1 Jerusalem als Mittelpunkt des erwarteten messianischen Reiches wird hier ausdrücklich dem Jesaja zugeschrieben. In einer audiovisuellen „Schauung“ über Juda und Jerusalem habe er das „Wort“ von der „Völkerwallfahrt“ gehört. 

2 Das „Ende der Tage“ wird sich verwirklichen wenn Jahwe die derzeitigen tödlichen Waffen endlich umschmieden wird, um ein Reich des Friedens zu gründen. Dann wird der Tempelberg, der ringsum noch von höheren Bergen wie etwa dem Ölberg umgeben wird, alle Berge und Hügel an Bedeutung überragen, weil er der Mittelpunkt dieses Reiches sein wird. 

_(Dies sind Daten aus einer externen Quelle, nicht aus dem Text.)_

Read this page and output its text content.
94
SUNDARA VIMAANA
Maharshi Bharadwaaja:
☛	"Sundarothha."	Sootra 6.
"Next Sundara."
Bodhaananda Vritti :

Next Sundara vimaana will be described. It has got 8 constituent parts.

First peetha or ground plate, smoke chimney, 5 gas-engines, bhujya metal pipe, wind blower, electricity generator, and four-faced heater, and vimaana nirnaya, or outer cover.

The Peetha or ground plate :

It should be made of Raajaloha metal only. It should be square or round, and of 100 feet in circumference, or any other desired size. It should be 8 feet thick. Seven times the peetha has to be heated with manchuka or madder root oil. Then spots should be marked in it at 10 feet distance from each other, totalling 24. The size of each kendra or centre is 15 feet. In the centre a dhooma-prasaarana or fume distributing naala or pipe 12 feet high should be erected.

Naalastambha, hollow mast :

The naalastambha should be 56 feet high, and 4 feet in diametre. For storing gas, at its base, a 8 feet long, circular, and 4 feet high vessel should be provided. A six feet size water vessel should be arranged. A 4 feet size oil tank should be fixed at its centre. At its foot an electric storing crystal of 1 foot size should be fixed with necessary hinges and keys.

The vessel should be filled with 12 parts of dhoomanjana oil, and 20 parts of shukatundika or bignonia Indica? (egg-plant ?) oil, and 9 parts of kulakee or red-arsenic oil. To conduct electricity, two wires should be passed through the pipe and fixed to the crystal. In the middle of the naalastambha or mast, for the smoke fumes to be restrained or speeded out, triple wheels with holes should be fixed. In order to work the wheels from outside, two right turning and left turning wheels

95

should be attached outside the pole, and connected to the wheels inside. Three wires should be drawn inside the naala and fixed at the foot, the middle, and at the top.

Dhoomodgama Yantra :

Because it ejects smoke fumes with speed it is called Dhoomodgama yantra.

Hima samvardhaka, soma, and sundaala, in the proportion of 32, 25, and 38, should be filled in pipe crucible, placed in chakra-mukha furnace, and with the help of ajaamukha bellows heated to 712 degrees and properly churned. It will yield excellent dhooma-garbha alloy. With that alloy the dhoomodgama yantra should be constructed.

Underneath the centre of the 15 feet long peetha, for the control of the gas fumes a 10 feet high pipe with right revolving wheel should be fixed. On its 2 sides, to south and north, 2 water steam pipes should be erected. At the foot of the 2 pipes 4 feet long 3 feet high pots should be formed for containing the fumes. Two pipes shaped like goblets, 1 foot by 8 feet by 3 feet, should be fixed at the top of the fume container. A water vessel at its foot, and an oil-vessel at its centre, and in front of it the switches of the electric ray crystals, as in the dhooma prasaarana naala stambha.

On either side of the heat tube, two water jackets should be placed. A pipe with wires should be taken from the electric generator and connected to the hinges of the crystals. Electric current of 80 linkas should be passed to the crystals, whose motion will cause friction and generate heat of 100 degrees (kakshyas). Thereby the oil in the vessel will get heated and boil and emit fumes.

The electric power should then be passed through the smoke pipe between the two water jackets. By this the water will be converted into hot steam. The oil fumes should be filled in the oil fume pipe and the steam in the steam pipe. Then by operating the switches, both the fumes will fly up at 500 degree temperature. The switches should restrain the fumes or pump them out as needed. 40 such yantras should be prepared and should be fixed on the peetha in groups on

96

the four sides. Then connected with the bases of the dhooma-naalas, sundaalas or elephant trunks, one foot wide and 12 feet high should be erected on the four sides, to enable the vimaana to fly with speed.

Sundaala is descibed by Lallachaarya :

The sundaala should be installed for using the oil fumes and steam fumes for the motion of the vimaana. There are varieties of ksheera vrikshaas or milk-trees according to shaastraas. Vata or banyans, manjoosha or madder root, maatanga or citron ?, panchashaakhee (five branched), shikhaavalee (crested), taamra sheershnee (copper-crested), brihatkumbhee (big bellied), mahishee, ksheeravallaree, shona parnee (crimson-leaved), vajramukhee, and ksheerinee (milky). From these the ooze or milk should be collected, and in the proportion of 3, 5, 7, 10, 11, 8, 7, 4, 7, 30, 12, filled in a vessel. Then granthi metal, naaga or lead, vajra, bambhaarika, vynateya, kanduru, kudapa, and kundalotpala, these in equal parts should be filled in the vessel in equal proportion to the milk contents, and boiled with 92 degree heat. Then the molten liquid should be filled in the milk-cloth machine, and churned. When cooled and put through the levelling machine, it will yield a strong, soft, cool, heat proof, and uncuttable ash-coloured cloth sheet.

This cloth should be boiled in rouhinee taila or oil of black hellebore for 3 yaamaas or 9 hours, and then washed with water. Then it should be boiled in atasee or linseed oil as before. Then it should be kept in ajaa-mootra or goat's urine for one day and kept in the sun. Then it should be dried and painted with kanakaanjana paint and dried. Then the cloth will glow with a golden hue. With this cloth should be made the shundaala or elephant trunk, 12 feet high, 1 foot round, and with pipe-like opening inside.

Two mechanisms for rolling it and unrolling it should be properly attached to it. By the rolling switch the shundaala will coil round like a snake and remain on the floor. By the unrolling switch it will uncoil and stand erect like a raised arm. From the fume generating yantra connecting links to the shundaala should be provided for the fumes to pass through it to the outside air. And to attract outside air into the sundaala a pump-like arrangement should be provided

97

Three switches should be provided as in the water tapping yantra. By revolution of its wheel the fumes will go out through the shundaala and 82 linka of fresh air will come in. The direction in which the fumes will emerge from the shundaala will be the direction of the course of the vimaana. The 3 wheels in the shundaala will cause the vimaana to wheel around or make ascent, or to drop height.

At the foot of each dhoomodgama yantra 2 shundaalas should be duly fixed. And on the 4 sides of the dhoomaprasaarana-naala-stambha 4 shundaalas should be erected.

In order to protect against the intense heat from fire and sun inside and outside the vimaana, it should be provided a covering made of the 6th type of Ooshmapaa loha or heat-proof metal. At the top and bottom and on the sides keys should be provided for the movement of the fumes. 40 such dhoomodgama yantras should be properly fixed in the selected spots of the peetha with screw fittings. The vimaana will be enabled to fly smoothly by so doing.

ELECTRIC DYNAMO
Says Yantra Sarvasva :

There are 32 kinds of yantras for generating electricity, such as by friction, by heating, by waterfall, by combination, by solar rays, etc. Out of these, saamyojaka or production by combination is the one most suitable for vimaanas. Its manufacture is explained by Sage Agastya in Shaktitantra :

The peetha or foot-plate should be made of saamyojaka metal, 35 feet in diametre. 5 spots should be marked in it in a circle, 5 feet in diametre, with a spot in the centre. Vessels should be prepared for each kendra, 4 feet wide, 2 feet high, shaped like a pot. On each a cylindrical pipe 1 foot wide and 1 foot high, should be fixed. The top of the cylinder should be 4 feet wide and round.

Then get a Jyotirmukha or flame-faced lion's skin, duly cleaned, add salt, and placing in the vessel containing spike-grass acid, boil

3 Das erwartete und verheißene messianische Friedensreich, wird das „Israel“ aus vielen Nationen und Völkern sein. Doch werden sich die Nationen nur dann auf den Weg zum Berg des Herrn und zum Haus des Gottes Jakobs aufmachen, wenn „ganz Israel“ wieder die Tora Jahwes vorlebt. Jakob gilt ja als der Stammvater aller Stämme Israels, Gen 25,21-26. Ihr Leben nach der Tora und Weisung Jahwes wird für die Nationen am Ende der Tage wegweisend zum Zion, nach Jerusalem, sein. Das priesterliche Volk aller Stämme Jakobs bekommt für die Endzeit einen Missionsauftrag, Ex 19,6. Alle Nationen und Völker sollen durch seine Lebensart die Tora Jahwes erlernen, die von Jerusalem, dem Mittelpunkt des messianischen Reiches, zu ihnen kommt. Jerusalem galt als die Wohnstatt Jahwes in „Israel“. Seine Gegenwart (Schechina) wurde dort besonders lebendig erfahren. 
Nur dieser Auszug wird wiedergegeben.